Suppose someone has shown us "that other animals had the basic property of human language." In fact, let's suppose we actually have Gerald, a truly great ape who I just reported on. Gerald has some ability that allows him to manifest behaviorally "the basic property of human language": indeed, he's commandingly erudite. It seems clear (though this is only implicated by the above quote, not asserted) that Chomsky thinks the relevant ability would have "real selectional advantage," and that we should therefore expect that the ability is used in the wild. So now, what should we infer?

a. Chomsky's addled conclusion: Gerald would show that standard biological theory is wrong, since sometimes complex abilities evolve without leading to performance of any action that would confer selectional advantage.

b. The correct conclusion: Whatever innate cognitive capabilities Gerald has which enable him to process human language, gorillas must use these capabilities to perform tasks in the wild, tasks which confer selectional advantage. Having observed gorillas in the wild, we take it that those tasks are non-linguistic.

If I show you Gerald, you'll choose (b) every time, right? I mean, duh? Is the headline going to run: Gorillas supersmart: have been hiding it?

So Gerald's impressive language abilities would comprise part of the general intelligence that, if in the wild, he would use for dealing with nuts, bananas, and his mother. There would be no paradox for general biology, except to the extent that we would wonder about the conditions needing to obtain before cultural evolution of language might take place. And yes, of course the result would be of  interest to the biology of language! Imagine you're the editor of the journal Language, and a paper reporting that an ape can converse freely in English and Greek comes in the door. The ape is apparently a co-author. Even though you believe every claim made in the paper, you reject it with the comment "Dear Professor Fielding and colleagues, unfortunately we cannot accept your submission to our journal, as the results are of no interest for linguistics." I think not.
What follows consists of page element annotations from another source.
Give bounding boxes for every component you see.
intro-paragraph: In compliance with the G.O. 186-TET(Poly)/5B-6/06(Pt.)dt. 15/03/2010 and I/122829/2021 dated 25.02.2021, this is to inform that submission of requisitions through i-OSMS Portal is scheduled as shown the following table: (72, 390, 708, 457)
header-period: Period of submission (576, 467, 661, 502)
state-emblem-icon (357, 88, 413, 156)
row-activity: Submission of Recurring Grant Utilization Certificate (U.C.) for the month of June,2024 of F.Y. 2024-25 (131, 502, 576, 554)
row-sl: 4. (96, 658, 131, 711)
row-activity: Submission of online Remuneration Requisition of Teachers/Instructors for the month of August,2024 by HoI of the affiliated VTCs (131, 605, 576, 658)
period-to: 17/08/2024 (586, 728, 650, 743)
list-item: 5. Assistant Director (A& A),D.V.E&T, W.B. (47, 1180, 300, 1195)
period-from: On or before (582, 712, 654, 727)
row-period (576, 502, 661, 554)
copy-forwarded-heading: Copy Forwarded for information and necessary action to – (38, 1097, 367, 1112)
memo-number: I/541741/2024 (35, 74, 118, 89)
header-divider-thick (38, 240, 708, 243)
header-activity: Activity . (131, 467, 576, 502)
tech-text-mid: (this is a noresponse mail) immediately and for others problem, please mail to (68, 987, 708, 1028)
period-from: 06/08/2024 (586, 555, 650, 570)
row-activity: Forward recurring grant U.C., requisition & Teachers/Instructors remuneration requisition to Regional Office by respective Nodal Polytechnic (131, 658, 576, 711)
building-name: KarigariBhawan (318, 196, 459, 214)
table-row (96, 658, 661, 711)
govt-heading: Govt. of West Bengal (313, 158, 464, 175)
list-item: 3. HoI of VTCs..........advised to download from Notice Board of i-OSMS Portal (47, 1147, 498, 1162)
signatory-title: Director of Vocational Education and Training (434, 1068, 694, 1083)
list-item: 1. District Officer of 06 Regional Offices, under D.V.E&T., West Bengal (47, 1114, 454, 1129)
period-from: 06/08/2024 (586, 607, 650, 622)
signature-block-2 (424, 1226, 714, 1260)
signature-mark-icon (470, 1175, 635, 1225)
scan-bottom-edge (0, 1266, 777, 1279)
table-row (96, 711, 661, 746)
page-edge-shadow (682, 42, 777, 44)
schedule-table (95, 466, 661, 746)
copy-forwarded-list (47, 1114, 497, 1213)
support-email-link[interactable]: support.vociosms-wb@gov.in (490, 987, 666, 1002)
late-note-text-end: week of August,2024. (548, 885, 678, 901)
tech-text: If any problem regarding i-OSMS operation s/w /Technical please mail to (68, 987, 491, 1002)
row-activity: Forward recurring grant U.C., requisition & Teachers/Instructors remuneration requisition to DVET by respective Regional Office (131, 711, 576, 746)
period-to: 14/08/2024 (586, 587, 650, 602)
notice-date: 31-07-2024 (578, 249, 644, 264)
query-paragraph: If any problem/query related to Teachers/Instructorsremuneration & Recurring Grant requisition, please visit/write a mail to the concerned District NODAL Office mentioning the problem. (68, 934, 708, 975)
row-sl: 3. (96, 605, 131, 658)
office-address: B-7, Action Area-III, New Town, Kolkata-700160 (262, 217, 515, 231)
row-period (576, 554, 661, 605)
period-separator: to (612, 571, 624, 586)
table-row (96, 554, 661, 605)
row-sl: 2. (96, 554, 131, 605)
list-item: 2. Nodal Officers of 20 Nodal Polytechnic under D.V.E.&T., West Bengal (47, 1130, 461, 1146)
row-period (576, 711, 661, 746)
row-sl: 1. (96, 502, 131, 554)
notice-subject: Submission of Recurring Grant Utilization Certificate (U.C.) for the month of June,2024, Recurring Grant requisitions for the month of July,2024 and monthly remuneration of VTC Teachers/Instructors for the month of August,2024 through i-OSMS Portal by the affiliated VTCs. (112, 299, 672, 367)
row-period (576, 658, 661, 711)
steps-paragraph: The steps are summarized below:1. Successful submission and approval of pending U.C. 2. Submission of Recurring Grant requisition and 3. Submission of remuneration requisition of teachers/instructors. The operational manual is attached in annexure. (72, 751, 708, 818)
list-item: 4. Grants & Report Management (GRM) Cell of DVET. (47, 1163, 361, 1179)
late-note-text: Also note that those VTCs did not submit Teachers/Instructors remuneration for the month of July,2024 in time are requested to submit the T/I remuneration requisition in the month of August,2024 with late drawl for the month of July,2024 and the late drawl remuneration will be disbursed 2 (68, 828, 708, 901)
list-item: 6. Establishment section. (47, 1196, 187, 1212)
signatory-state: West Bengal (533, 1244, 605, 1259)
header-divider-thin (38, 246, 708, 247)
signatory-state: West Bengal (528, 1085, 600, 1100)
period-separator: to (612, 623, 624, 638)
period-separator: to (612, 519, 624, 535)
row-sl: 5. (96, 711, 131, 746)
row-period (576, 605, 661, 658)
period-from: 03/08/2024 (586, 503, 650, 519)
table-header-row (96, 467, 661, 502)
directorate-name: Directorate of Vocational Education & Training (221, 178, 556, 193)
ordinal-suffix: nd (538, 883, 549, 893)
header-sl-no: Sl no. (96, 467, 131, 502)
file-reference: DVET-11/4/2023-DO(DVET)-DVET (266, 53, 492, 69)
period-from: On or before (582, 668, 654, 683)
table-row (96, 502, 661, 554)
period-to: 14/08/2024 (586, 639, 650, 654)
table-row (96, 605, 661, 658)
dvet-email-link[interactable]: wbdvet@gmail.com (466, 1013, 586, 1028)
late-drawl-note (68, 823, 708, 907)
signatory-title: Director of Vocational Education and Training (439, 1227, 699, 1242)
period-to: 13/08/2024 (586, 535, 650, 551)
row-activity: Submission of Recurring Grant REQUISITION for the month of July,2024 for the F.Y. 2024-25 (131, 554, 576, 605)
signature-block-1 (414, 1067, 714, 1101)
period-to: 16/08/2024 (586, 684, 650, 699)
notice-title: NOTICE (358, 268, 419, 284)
Chomsky and his acolytes have long claimed that the ability to process language does not comprise part of the general cognitive abilities of a problem solving animal, but is an entirely disjoint ability dependent on special purpose neural structures. Some of the evidence for this position, e.g. evidence of localization of language processing centers in the brain, is quite compelling. But the hypothetical Gerald would blow all that evidence out of the water.
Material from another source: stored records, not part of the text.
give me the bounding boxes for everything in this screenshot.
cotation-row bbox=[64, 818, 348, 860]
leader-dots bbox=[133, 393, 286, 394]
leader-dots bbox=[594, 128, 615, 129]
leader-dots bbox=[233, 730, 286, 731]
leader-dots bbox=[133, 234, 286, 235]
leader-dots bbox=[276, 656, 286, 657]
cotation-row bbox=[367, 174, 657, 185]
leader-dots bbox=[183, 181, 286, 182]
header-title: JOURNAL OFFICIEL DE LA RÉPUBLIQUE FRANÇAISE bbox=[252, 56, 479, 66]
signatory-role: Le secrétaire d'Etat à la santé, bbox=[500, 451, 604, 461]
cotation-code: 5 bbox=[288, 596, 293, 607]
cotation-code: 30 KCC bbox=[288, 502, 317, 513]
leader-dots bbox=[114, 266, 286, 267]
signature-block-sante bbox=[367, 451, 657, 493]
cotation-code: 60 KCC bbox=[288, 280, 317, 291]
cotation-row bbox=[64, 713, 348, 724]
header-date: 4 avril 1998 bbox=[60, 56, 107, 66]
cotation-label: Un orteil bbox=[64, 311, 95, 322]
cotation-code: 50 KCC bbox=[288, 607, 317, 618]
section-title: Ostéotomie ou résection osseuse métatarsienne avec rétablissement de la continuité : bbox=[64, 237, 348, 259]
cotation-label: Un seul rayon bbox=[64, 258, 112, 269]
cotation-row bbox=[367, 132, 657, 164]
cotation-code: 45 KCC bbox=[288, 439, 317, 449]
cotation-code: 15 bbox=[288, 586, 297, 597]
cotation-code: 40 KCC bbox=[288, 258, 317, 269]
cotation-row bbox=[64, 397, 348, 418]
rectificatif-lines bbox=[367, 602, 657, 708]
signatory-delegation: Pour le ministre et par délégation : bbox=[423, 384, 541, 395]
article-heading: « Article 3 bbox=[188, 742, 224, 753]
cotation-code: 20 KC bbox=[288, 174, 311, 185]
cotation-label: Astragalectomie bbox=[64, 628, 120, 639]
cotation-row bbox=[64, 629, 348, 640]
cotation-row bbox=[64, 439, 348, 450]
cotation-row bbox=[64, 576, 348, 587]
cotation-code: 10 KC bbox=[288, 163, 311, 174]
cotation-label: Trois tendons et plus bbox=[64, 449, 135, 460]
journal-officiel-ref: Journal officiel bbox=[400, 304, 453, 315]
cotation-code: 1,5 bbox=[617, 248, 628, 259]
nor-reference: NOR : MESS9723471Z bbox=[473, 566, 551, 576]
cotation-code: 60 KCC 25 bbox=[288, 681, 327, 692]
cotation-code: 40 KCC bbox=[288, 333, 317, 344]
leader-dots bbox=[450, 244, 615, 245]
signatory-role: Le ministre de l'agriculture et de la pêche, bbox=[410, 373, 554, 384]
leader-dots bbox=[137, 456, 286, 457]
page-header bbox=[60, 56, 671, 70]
This week we learned that Starlings have an ability that might loosely be described as linguistic, though you shouldn't expect one to be interviewed on the Tonight Show anytime soon. Here, I must admit I have some sympathy for Chomsky's position. We now know a little more about bird brains, but not much more about human language. Where I disagree with him is in the general principle he invokes, which seems to imply that even animals producing and comprehending grammatically correct English would be of no consequence for linguistics. Such a conclusion would be ludicrous.

By the way, many of you will recognize my title, taken from the song "Talk to the Animals" by Leslie Bricusse. And the immortal answer: "Of courserous, can't you?"